In the 2.0 XNA Framework, we virtualized the graphics device.
That sounds pretty cool, huh? But what does it actually mean, and why should you care?
In summary, you no longer have to care about a bunch of stuff you used to have to care about. You can stop reading this post right now, and everything will “just work” (tm).
Still here? You’re obviously the kind of person who likes to understand how things work under the covers. Let me explain…
How things work in 1.0
When your game starts up, we call LoadGraphicsContent(true), in response to which you should load all your content, create textures, vertex buffers, rendertargets, etc.

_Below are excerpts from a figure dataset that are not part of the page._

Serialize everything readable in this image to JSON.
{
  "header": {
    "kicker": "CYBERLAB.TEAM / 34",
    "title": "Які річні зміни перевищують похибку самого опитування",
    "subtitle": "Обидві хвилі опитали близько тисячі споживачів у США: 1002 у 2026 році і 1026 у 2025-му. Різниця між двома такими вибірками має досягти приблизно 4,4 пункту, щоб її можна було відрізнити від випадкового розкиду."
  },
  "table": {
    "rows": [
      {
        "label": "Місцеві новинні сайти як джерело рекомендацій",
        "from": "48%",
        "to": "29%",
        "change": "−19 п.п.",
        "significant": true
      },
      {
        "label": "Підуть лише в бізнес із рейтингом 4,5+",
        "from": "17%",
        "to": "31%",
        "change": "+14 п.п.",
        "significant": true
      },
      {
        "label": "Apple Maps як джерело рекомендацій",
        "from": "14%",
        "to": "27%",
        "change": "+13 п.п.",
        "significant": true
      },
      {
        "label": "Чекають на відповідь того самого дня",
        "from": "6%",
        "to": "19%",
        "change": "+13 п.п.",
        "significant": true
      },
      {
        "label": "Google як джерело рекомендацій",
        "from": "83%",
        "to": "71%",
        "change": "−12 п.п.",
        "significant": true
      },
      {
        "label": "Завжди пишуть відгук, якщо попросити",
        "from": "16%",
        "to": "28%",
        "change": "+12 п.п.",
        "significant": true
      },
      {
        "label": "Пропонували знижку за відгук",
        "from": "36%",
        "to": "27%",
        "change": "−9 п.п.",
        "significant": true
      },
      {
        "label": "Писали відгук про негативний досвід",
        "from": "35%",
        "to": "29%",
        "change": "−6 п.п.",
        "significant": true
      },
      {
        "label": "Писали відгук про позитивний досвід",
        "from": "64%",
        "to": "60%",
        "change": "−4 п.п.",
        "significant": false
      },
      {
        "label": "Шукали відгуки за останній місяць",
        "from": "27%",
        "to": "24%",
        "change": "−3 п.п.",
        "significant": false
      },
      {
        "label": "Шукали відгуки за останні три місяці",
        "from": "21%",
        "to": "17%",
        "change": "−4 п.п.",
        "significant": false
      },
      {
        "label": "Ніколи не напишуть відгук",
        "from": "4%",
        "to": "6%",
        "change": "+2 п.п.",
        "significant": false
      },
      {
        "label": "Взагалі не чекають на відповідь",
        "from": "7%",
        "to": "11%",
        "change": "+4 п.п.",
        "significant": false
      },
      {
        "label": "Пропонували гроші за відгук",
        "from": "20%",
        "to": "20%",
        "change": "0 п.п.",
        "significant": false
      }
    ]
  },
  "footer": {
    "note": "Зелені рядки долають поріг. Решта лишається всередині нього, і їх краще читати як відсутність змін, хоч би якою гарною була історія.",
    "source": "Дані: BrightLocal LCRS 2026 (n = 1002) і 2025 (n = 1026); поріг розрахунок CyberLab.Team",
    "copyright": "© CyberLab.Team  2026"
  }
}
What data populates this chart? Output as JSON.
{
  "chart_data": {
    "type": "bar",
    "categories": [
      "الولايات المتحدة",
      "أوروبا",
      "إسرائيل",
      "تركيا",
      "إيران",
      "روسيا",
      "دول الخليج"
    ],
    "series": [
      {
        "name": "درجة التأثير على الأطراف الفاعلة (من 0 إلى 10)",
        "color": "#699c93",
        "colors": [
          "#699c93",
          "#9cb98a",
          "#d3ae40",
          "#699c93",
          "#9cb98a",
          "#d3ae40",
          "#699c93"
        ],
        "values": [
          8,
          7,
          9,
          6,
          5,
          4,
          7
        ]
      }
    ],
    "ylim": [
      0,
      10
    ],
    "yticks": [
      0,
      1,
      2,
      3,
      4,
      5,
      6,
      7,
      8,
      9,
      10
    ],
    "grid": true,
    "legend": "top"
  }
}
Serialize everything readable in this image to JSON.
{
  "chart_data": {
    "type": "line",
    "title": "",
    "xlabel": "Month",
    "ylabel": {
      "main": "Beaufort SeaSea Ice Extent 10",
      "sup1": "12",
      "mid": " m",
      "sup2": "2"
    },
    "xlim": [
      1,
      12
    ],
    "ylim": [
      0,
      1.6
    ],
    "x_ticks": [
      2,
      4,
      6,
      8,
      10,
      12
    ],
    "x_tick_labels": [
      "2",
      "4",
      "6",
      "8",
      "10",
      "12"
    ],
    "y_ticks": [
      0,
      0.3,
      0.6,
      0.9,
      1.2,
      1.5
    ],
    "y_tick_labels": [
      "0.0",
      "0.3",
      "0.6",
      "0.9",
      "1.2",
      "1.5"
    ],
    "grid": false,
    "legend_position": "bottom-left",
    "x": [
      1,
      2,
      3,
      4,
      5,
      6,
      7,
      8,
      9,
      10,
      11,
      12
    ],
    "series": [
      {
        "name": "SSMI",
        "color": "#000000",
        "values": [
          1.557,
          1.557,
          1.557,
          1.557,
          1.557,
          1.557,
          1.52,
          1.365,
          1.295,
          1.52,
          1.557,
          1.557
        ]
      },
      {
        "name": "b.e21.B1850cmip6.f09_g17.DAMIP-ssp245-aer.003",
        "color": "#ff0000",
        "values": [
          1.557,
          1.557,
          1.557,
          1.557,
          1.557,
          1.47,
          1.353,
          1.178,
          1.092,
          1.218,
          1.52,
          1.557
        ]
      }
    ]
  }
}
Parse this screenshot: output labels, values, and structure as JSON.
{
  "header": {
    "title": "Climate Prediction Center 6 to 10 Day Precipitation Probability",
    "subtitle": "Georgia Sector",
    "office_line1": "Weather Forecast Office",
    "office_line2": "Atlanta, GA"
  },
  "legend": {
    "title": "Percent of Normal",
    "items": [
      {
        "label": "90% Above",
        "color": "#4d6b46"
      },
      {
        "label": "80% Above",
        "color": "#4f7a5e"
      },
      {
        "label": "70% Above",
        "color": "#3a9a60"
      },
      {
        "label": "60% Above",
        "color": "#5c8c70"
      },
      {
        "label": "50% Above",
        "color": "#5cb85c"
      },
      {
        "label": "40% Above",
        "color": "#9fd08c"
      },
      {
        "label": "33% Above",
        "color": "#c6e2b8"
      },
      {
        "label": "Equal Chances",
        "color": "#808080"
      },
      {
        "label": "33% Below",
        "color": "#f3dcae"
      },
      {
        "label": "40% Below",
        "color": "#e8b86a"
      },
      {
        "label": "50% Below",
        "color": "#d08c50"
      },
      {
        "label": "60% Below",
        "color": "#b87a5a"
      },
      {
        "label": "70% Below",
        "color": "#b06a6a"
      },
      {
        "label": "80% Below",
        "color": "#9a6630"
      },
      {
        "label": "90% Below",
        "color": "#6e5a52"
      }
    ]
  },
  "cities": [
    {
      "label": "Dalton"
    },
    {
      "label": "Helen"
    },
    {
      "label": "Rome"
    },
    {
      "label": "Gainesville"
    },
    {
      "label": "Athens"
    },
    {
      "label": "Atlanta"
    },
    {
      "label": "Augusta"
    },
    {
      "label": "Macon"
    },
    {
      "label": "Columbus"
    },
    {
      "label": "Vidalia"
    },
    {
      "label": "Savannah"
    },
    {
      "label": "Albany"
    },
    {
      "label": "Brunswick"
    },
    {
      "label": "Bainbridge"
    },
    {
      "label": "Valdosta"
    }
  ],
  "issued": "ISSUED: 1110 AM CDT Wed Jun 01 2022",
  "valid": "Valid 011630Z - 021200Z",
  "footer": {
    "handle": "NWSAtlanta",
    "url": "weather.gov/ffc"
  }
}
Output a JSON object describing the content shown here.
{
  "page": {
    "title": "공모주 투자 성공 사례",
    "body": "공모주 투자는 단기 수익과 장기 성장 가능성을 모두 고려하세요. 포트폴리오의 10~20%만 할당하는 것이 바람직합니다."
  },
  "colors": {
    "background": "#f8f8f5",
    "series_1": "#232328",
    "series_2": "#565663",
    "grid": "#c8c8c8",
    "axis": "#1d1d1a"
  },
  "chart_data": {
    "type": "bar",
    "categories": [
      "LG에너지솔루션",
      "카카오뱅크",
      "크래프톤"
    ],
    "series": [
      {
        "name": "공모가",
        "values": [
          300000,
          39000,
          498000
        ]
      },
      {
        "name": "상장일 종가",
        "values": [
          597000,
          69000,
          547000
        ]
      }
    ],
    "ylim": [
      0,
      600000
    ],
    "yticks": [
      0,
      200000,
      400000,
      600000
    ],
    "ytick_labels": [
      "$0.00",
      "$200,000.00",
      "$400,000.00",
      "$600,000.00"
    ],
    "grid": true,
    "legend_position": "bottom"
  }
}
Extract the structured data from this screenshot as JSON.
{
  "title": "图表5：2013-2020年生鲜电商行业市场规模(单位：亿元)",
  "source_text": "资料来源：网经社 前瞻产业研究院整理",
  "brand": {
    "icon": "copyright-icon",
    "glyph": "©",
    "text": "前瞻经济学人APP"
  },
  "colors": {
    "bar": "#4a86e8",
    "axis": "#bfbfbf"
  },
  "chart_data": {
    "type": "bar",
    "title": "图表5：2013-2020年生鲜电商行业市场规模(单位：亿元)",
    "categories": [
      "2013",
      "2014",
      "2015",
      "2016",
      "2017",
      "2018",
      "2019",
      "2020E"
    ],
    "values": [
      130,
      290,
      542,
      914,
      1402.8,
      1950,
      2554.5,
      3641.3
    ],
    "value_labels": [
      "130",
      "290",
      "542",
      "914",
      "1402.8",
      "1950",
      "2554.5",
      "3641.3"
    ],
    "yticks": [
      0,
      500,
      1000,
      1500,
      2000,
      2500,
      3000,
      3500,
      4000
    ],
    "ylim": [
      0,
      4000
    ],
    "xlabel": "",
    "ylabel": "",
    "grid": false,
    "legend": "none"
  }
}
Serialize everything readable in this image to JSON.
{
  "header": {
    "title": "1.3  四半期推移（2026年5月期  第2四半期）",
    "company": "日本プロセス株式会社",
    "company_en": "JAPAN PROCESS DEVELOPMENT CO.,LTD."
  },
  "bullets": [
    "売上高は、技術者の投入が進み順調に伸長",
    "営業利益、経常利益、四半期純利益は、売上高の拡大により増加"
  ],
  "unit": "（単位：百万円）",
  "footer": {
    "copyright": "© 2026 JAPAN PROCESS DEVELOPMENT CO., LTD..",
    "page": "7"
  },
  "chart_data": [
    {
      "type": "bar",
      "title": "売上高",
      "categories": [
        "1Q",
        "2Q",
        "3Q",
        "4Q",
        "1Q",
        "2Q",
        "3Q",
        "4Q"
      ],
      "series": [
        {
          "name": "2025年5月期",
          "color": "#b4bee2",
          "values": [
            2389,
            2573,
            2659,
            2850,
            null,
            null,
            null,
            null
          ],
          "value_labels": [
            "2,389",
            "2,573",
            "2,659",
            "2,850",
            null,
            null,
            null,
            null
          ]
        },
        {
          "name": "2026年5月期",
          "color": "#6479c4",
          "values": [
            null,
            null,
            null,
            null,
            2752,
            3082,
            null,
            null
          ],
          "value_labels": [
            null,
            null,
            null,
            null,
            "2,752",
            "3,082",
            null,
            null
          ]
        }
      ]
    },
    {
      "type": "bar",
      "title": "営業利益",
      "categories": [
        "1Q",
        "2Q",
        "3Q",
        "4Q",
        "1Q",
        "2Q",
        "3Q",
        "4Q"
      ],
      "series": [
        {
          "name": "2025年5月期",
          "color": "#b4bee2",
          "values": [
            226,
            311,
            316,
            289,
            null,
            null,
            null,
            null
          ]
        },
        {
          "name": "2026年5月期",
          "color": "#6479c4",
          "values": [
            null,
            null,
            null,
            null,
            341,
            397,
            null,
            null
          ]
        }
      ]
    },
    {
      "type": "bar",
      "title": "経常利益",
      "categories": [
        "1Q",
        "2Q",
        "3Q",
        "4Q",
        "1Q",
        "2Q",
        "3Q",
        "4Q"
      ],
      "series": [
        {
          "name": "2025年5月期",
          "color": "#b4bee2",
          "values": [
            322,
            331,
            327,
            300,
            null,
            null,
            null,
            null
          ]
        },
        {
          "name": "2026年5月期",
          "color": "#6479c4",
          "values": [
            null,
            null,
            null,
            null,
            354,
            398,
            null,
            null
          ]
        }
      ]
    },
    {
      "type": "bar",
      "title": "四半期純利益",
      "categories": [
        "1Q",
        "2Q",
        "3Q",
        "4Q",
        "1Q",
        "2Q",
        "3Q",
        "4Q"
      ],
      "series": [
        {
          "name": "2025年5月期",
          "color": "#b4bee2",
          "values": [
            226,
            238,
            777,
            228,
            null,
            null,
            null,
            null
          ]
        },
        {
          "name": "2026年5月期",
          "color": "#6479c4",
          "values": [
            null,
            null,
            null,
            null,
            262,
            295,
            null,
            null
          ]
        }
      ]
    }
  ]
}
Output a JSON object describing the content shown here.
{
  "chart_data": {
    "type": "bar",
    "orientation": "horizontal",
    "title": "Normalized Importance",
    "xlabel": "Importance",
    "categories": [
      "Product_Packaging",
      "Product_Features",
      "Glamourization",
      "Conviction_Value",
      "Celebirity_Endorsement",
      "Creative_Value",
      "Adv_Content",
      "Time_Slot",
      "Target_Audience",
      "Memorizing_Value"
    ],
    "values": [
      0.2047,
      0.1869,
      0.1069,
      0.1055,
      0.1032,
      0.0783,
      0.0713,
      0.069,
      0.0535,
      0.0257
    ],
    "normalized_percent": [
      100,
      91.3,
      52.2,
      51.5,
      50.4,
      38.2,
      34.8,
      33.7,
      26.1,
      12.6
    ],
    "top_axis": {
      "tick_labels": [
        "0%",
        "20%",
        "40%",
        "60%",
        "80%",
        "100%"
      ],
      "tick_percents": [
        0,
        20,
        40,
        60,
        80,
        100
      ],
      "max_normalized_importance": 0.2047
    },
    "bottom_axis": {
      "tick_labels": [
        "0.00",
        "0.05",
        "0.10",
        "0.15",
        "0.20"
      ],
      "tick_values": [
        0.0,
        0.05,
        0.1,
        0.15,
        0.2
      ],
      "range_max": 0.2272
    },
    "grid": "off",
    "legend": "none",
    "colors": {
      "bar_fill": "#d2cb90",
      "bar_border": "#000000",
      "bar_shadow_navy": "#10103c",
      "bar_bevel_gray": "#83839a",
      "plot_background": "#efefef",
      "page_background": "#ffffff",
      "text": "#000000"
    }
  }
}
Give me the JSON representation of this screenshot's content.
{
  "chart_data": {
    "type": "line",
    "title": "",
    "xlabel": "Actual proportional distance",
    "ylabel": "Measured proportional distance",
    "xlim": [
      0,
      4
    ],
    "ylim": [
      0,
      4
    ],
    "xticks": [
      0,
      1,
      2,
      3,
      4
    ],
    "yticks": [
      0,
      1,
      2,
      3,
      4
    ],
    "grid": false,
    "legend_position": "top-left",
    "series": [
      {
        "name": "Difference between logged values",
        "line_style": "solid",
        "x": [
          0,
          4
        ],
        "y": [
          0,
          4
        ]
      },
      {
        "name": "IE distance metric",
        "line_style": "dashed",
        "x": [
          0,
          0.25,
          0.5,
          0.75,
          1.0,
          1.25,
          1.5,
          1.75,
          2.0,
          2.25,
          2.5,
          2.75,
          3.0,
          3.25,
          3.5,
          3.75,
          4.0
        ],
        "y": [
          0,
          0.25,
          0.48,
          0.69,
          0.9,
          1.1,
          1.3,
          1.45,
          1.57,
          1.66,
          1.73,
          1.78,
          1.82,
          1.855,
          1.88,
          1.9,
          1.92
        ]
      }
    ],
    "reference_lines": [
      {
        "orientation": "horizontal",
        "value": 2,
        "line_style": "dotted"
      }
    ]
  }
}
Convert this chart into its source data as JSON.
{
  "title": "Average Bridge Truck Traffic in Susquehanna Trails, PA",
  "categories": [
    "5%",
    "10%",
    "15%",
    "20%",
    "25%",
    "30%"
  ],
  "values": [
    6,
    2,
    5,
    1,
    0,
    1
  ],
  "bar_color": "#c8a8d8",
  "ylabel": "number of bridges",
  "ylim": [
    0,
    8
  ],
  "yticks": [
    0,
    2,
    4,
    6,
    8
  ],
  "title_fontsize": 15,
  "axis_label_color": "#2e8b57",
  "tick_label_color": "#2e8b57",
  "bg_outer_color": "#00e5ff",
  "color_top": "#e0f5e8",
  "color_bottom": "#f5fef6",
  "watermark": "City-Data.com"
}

If your game switches between windowed and fullscreen mode, or the user alt+tabs away from a fullscreen game, or some other game runs in fullscreen mode, or the user locks their desktop, the graphics device becomes lost. You cannot use a lost device, so we suspend calling Draw while it is unavailable. When the graphics device returns from this lost state, it needs to be reset, and when it is reset, some of your graphics resources become invalid. Specifically:
- Most textures, vertex buffers, effects, etc, remain valid
- Any ResourceManagementMode.Manual textures and vertex buffers are destroyed
- All rendertargets are destroyed
When this happens, we call LoadGraphicsContent(false), which tells you that some of your content needs to be reloaded or recreated, even though other content is still valid.
This is confusing to people. Most programmers don’t understand which content is which, so they don’t know what to do with that “loadAllContent” boolean parameter. If they get it wrong, their game might crash, or they might waste time needlessly reloading things that didn’t need to be reloaded.
It can also be a pain to support LoadGraphicsContent getting called at arbitrary times after your game starts up. If you passed references to your content objects around, sharing them between many different game objects, you must track down all the places that stored a reference and update them to use the reloaded content.
A worse problem occurs if the user drags a game from one screen to another on a dual monitor machine. In that case, we must destroy the graphics device entirely, then create a new device on the second monitor. When this happens, all graphics resources are destroyed, so we call LoadGraphicsContent(true). If you stored a reference to the old GraphicsDevice object, that will no longer be valid. To handle this situation correctly, games must look up the current device each time they want to use it. This can be done using the IGraphicsDeviceService interface, the DrawableGameComponent.GraphicsDevice property, or the GraphicsDeviceManager class. The point is that you cannot store permanent references to the device, because this could change out from under you at any point.
How things work in 2.0
In the 2.0 framework, the graphics device and its associated resources always remain valid. You can store references to any objects you like, in confidence that those objects will not go away. The LoadContent method (which used to be called LoadGraphicsContent) still exists, but now it is only called once when your program starts up.
It is obviously still possible that the underlying native device might need to be reset or recreated. But in 2.0, the framework takes care of this internally. If it needs to recreate any graphics objects, it creates a new native object, copies across any data such as the contents of textures and vertex buffers, destroys the old, invalid native object, then changes the internal state of the managed wrapper object so this will reference the new native object in place of the old one. Your game code can go on using the same managed object, and does not need to care that the underlying native object was recreated behind the scenes.
There is only one fly in this ointment. For some kinds of resource, it is not technically possible for us to read existing data out of the old native objects. This applies to resource types that are designed to be updated rapidly on the fly or changed by the GPU, which are allocated in special memory that cannot be read back by the CPU. Specifically, this problem occurs with the DynamicVertexBuffer, DynamicIndexBuffer, RenderTarget*, and ResolveTexture2D classes.
This sounds bad, but in practice you usually don’t need to care. We still do the trickery to update your managed wrapper objects, replacing their old underlying native objects with recreated versions. The only problem is that the contents of these objects have been lost. Where a 1.0 rendertarget would need to be recreated from scratch, a 2.0 rendertarget always remains a valid rendertarget, and keeps the same size, format, etc: it just won’t contain the same image as before the device was reset or recreated.
For most programs, this turns out not to be a problem. For instance if your game uses a rendertarget for drawing shadow maps, or for bloom postprocessing, it won’t care if the contents of that rendertarget are lost when the device is reset, because it was going to overwrite the whole thing during the next frame in any case.
Losing the contents of dynamic resources is only a problem if you update those resources on a sporadic basis, using them as a cache to store data from one frame to the next. For instance this would cause trouble if you were using rendertargets to cache 2D imposter images. If you fall into this (fortunately rather small) category, you can use the IsContentLost property or ContentLost event to detect when your dynamic resources have lost their contents.
How things work on Xbox
Xbox is not a multitasking operating system, so it does not suffer from lost graphics devices. When only one game can run at a time, you do not need to worry about other programs temporarily taking away the graphics card.
On Xbox, LoadGraphicsContent (or LoadContent in 2.0) is called just once at startup, then never again. There was no need for us to virtualize the Xbox graphics device, because the problem did not exist in the first place.